The anode screws into the end cap, which is bronze I think.

As I see it, the end caps are not supposed to be in electrical contact with neither the HE tube stack (brass/copper?) nor with the HE tank (some kind of alu alloy) as these should be isolated by the o-rings. (Though there might be contact between the end cap and the stack through the bolt).

I have cured some seeping from the pencil anode thread with a little copper fat.

The OP refers to a Beta 14. I assume that's the same as a Beta 13. In that engine the anode screws into the body of the HE. I never experienced any leakage, can't remember what kind of washer it had, but a fibre one might fit the bill.
 
It could do, and is perhaps not advisable. I've never had any leakage problem with the Beta anode, maybe you are being too cautious with tightening.
If you do use PTFE tape or some other type of sealant, an easy check to make would be electrical continuity between the anode hexagon and some other part of the engine or heat-exchanger. Look for a resistance of 1 ohm or less.

This; if you're concerned test with a meter, but 1-2 turns of ordinary PTFE(as opposed to the thicker stuff sometimes sold for gas pipe fitting) will be unlikely prevent electrical continuity; if it does just remove and refit until continuity is achieved. 1 ohm is a bit optimistic though, anything less than 100 will be fine as the currents created are milliamps.
 
I tried ptfe on my volvo to stop the white fuzz .

It stopped.
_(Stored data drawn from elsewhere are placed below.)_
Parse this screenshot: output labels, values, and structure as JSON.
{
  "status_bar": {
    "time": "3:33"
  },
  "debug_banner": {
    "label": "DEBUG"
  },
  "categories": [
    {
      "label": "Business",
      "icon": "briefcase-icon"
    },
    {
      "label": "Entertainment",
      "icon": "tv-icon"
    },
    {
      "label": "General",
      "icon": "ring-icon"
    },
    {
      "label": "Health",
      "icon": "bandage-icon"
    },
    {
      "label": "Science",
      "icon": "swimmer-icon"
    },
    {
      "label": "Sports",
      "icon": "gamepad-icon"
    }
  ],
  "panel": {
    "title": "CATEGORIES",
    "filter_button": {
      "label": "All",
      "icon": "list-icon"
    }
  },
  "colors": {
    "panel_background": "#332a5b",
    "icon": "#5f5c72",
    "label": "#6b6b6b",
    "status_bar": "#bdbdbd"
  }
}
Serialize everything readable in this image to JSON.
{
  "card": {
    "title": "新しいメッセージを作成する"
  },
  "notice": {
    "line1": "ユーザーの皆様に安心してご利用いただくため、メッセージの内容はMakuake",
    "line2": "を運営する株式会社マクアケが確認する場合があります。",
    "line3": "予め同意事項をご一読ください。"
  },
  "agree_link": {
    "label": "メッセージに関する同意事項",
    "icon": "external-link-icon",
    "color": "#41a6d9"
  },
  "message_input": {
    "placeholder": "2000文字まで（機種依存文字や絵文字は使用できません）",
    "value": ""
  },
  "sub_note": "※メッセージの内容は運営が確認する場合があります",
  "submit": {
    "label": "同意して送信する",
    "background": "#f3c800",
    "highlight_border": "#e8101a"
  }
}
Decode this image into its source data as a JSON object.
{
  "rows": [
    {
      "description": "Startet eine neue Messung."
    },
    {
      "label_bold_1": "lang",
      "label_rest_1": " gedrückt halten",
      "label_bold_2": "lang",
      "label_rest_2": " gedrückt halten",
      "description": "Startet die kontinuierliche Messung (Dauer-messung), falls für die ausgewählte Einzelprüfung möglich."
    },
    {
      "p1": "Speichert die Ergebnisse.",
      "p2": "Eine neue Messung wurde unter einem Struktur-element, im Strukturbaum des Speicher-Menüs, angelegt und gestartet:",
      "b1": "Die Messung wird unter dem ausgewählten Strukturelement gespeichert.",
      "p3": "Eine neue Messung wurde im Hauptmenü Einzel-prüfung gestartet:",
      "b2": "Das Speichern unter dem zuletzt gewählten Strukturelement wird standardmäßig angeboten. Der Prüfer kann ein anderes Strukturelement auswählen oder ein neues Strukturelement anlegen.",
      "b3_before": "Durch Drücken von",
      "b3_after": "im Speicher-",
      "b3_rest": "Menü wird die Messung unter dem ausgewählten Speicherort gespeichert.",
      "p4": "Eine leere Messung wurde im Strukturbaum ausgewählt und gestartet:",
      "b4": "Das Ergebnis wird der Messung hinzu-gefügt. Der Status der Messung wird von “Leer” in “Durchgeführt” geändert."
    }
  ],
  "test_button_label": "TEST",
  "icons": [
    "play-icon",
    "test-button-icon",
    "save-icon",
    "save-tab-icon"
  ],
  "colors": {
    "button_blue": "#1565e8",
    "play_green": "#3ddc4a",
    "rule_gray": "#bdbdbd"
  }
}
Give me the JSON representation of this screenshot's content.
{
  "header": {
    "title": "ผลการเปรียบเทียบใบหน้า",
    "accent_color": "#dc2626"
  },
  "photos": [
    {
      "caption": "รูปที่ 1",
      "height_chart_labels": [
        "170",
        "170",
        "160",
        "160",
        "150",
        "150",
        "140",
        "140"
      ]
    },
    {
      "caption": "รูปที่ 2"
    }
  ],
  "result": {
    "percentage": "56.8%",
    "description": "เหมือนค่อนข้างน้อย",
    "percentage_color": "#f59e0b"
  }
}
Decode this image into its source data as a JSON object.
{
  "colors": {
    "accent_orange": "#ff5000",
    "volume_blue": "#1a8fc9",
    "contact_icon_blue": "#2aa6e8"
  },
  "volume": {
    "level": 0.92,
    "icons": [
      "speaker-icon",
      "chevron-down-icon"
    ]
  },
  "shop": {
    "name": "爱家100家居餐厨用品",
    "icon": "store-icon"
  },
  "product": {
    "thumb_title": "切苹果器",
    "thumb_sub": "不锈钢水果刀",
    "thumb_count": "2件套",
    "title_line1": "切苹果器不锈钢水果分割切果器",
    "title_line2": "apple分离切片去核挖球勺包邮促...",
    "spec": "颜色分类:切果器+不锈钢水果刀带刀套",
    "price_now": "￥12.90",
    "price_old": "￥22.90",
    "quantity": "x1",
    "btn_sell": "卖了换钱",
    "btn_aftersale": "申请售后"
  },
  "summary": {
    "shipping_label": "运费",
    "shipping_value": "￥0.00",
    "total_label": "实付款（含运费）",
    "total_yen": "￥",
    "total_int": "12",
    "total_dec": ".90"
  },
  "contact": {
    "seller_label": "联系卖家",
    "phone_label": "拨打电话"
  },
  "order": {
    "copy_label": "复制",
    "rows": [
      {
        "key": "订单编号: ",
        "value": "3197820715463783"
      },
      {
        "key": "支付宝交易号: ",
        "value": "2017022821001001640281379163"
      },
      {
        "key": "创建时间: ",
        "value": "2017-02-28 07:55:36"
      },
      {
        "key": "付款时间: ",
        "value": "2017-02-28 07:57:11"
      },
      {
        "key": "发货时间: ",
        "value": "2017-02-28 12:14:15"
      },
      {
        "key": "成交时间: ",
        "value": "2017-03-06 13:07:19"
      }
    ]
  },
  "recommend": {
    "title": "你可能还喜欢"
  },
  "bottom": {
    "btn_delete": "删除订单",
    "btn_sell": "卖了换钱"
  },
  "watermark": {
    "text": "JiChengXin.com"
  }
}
Unfortunately, the anode stopped working. I showed it to a volvspec dealer and he confirmed that it was not working. Bit like a soft banana.

That's how I felt when the dealer got it out of me that I had used ptfe.

I have cleaned the threads on the pencil stick in the hope that I will get a better seal.
 
A small blob of Fernox LS-X, available from any good plumber's merchant, will seal the pathway for water but allow metal to metal contact where possible. When you need to replace it, the soft curing LS-X will be removable by rubbing it with your fingers.